Musa com algema no dedo anular vira esposa. Com o tempo, desencanta. Por isso, não desperdice a musa: não queira casar com ela. Formalizar as aventuras é o mesmo que contratar o Desespero. O casamento pode ser o túmulo do Amor. É um risco enorme... Valerá talvez a pena ser corrido? Não sei. Mas não queira engaiolar a exuberância. Não engarrafe as emoções. Não sufoque a liberdade. A menos que você já tenha feito a opção por repetir as relações antigas, e tornar-se apenas um reprodutor da espécie… Claro que reproduzir a espécie também é uma tarefa digna, e pode ser até gratificante, em certos casos. Mas não tem nada a ver com Aventura e Liberdade.


O casamento pode ser o cemitério das Paixões!

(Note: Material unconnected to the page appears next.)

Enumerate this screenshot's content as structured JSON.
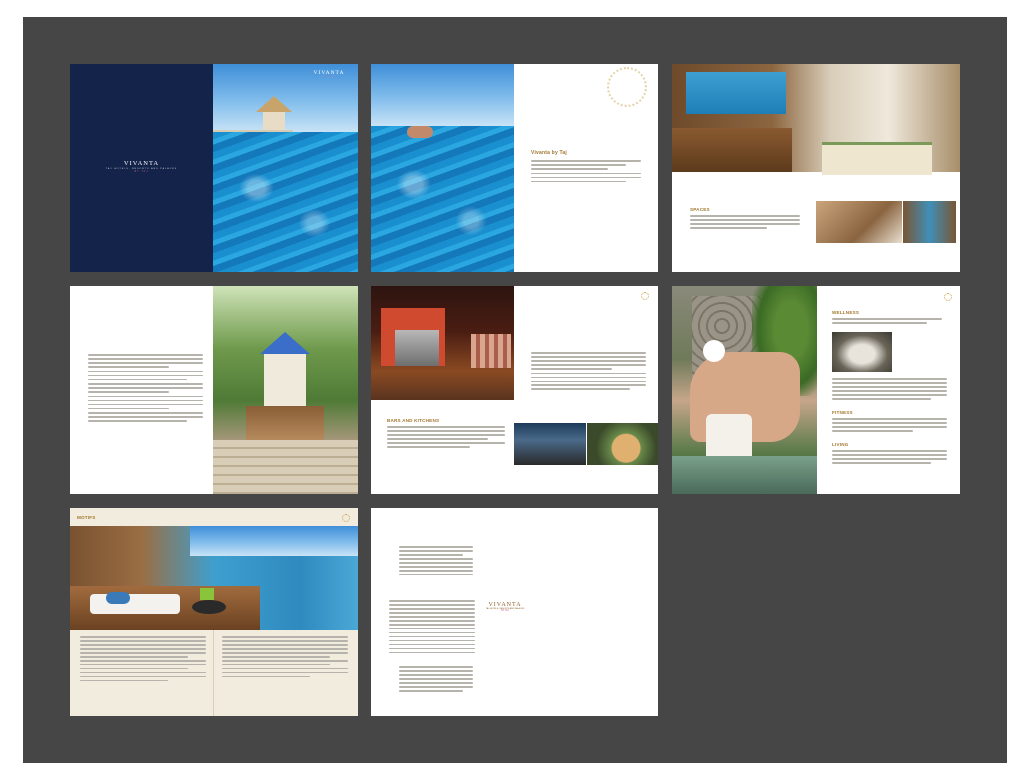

Ora, Edson — você pode me dizer — se teu pai e tua mãe não tivessem se casado, você não teria nem nascido. Concordo, é verdade: eu nem existiria. Entretanto, por mais que eu hoje os agradeça, por mais que mil anjos os agradeçam de joelhos todo dia em meu nome — nada vai trazer de volta as aventuras gloriosas que meu pai e minha mãe deixaram de viver por causa do casamento. Nada! E se minha mãe, aos dezenove anos de idade, tivesse encontrado um poeta louco e libertário como eu, certamente não teria se casado. E eu não estaria aqui, agora, conversando com você…

Como se vê, a Vida é um mistério delicioso!



Mas é preciso lembrar que eu mesmo já me casei cinco ou seis vezes. E todas foram experiências maravilhosas. Talvez porque o projeto nunca foi geração de prole, nem de contribuir para nenhuma estatística. Sabíamo-nos passageiros e assim nos comportávamos. Sempre houve um respeito absoluto pela própria liberdade e pela liberdade do outro. E, em cada um deles, nos separamos no pico da relação. Talvez isso tenha feito toda a diferença. A paixão nunca chegou a esfriar!


Vamos teorizar um pouco.


Um casamento jamais será opressivo ou torturante — se os casais abdicarem da sua liberdade pessoal. Suprimida esta, preferencialmente de forma consensual, a harmonia se instala. O sentimento de opressão só advirá se pelo menos um dos parceiros continuar amante da liberdade. Afinal, ninguém se casa para ficar mais livre. Seria uma contradição. Nesse sentido, requer-se apenas uma verificação do custo/benefício: quanto perco da minha liberdade pessoal — e quanto ganho em outros campos. Quanto prazer me dá uma possível reclusão. Quanta segurança. Quanta garantia. Quanto sossego. São essas algumas das questões que se podem levantar para entender uma relação de amor.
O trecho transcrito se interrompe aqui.